A Dental Service Organization (DSO) is a management company that provides non-clinical support services to affiliated dental practices. DSOs handle billing, payroll, IT, marketing, procurement, HR, real estate, and compliance while the clinical practice remains owned by dentists or operates under a friendly-PC structure required by state corporate practice of dentistry laws. DSO-affiliated dentists now represent roughly 13% of the US dental workforce.

What is an MSO in healthcare?

A Medical Service Organization (MSO) is the medical equivalent of a DSO. MSOs provide management services to affiliated physician practices in specialties like dermatology, ophthalmology, gastroenterology, orthopedics, and women's health. Most MSOs are private equity-backed roll-up platforms acquiring previously independent practices and standardizing operations across affiliated locations.

Which medical specialties are most consolidated?

Dermatology has the highest MSO affiliation, with platform-affiliated practices exceeding 40% in many markets. Dental DSO affiliation is around 13% of dentists and growing. Ophthalmology, gastroenterology, orthopedics, women's health, and behavioral health all have active consolidation. Primary care is consolidating through both PE platforms and large payor-owned platforms (CVS/Oak Street, Amazon One Medical, Walgreens VillageMD).

Who makes vendor decisions at a DSO or MSO?

Vendor decisions typically involve the platform CEO, VP Operations, Chief Procurement Officer or VP Supply Chain, Chief Medical Officer, regional VPs, and the relevant specialty clinical lead. Practice-level clinicians and managers influence decisions but rarely make them independently. The buying committee resembles a corporate procurement organization more than a clinical practice.

How do I sell into a DSO or MSO?

Treat the platform as an enterprise account. Identify the platform CEO and procurement leadership. Build relationships with regional VPs and the chief medical officer. Map the PE sponsor and operating partners who influence portfolio decisions. Expect a 6-18 month sales cycle for a new vendor relationship at scale. The deal size compensates for the longer cycle.

What does PE sponsorship matter for DSO and MSO sales?
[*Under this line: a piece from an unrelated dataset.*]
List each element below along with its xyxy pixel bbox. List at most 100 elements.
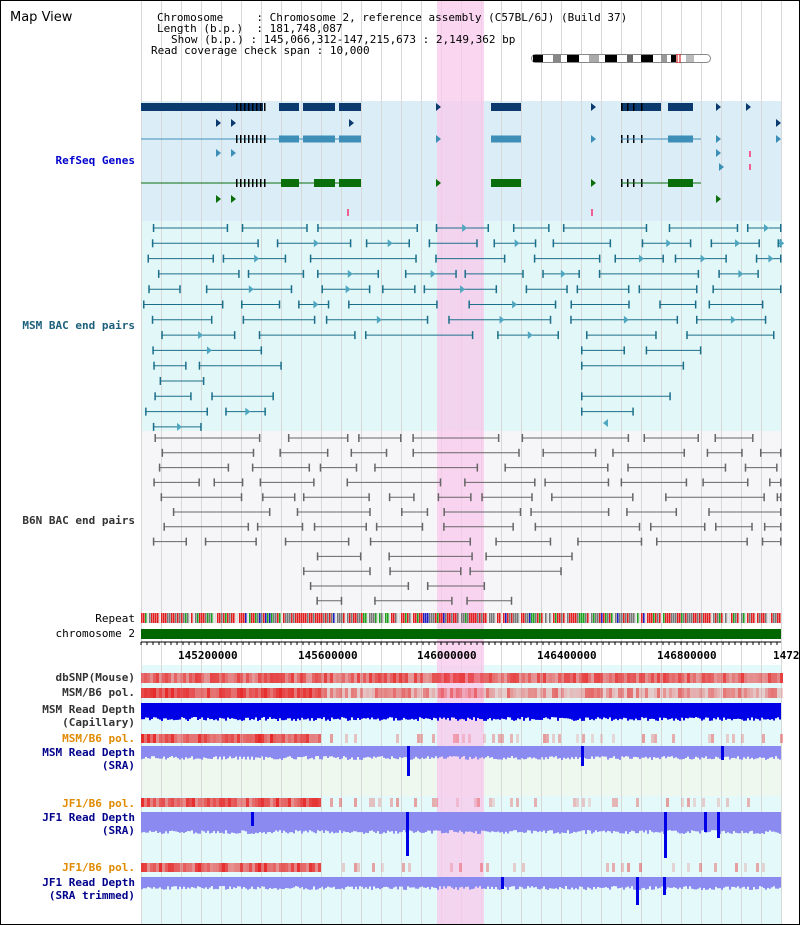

Private equity sponsors hold board seats at most DSO and MSO platforms and influence strategic vendor decisions. PE sponsors also recycle vendor relationships across portfolio companies, so a favorable relationship with one PE firm can open doors at multiple platforms. Building relationships at the PE operating partner level is one of the highest-leverage moves a healthcare vendor can make.